A agressividade do curro viu-se principalmente nas pegas e aqui, imperou a real Bravura, o mais nobre Valor, o dos forcados em praça nessa noite: Amadores de São Manços, Real Grupo de Moura, Amadores de Monforte e Amadores de Beja.
Todos eles grupos alentejanos que foram protagonistas Maiores na grande cidade de Lisboa.
E daí advém o título que aponto a esta crónica, que ‘copia’ parte do refrão de uma das canções do momento de autoria de um grupo de 4 ou 5 elementos oriundos de Évora.

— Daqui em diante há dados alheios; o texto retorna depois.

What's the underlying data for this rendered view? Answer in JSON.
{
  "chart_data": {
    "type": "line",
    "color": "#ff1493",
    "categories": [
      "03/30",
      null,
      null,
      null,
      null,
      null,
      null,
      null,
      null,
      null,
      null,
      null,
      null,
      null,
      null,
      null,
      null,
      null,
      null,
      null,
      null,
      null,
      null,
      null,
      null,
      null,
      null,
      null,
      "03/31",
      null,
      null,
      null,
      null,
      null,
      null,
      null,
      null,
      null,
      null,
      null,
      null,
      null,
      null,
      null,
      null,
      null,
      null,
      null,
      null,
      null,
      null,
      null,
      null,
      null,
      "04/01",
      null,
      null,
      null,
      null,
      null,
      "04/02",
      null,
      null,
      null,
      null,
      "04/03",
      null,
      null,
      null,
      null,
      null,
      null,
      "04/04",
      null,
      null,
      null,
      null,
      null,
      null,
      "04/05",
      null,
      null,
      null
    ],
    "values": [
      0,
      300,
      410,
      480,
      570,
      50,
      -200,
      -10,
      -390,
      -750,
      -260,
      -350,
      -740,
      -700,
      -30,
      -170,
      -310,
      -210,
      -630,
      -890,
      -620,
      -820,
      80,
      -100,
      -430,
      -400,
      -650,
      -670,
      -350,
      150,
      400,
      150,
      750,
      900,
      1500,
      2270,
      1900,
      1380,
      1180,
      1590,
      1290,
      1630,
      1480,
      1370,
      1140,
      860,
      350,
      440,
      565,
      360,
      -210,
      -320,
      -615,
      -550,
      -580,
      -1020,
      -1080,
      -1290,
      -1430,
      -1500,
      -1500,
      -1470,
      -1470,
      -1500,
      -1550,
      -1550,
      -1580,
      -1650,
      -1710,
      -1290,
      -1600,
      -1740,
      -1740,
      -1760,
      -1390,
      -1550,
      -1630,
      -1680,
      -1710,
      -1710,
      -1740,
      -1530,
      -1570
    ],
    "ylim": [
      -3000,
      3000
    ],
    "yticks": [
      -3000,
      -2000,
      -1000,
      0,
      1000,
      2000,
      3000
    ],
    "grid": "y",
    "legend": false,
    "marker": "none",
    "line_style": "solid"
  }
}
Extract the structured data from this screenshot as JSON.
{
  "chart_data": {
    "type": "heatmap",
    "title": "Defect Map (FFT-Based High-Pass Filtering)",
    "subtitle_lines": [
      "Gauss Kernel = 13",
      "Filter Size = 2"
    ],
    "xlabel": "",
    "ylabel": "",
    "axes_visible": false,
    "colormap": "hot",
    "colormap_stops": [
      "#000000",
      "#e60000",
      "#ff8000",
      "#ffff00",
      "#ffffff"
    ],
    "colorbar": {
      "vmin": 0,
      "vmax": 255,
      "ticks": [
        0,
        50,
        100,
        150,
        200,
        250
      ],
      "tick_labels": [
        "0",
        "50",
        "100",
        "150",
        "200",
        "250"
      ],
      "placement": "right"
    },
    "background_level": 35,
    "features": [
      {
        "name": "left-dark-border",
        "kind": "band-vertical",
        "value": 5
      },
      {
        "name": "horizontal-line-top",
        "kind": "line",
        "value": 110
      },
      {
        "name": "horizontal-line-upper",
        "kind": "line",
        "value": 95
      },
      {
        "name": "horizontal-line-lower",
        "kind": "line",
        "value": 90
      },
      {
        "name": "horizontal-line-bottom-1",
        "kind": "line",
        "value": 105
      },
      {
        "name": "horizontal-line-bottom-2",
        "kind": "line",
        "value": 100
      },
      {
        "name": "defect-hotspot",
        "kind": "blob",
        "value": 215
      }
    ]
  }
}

Curiosamente, de onde também era natural Manuel Trindade, forcado dos Amadores de São Manços, que morreu a fazer o que mais gostava e o que o enchia de vida quando o fazia.
Pese embora nem todas as pegas terem sido concretizadas ao primeiro intento pelas dificuldades impostas pelos oponentes, ontem, todo o Alentejo foi Maior no Campo Pequeno pelos braços e valor de quatro grupos de Forcados alentejanos em praça.
Manuel Trindade, um dos jovens forcados que era já referência no panorama taurino actual, citou com determinação o toiro naquela que viria a ser a sua última pega. O toiro arrancou com pata, a reunião foi assertiva e eficaz, e tudo parecia conjugar-se para um grande pegão. Mas o violento arremesso contra as tábuas acabou ali com a esperança num final feliz. Manuel saiu inanimado e o rosto de quem o socorreu anteviu que a situação era grave. O desfecho viria a dar-se às primeiras horas do dia de hoje, com o forcado a não resistir aos ferimentos. Na dobra da sua pega, Martim Moreno e os demais elementos do seu Grupo, tiveram a estoicidade de aguentar por mais duas vezes as duras investidas da rês e assim concretizar o que Manuel Trindade iniciou. O Grupo viria a sair à praça novamente por intermédio de Duarte Teles que consumou à primeira uma boa pega à córnea.
Pelos Amadores do Real Grupo de Moura, foram forcados da cara Gonçalo Caeiro com uma pega valente ao primeiro intento; e Rui Branquinho também consumou à primeira, após o toiro ensarilhar ligeiramente mas depois a ir por direito.
Também os Amadores de Monforte suportaram a violência dos ‘vinhas’ por intermédio de Gonçalo Parreira que teve pela frente um verdadeiro ‘TGV’ e conseguiu consumar à quinta tentativa; e Luis Vieira a sofrer derrotes altos, consumando à terceira com uma pega rija.
Pelos Amadores de Beja, o cabo Francisco Patanita consumou com uma valente pega à primeira; e Fernando Caixinha suportou violentos derrotes do toiro, saindo lesionado e sendo dobrado por Miguel Paiva, que então consumou.
Uma noite de valor, coragem em que a estoicidade dos grupos alentejanos foi superior.
Dirigiu a corrida Rúben Fragoso, assessorado pelo veterinário Dr. Jorge Moreira da Silva numa noite abrilhantada 'al alimón' pela Banda do Samouco e pela Banda da Amareleja.
Ao Manuel Trindade, a outros ‘manuéis’, e a todos os que pegam toiros…o nosso respeito!
Ficam as memórias do enorme Forcado… que em Paz descanse!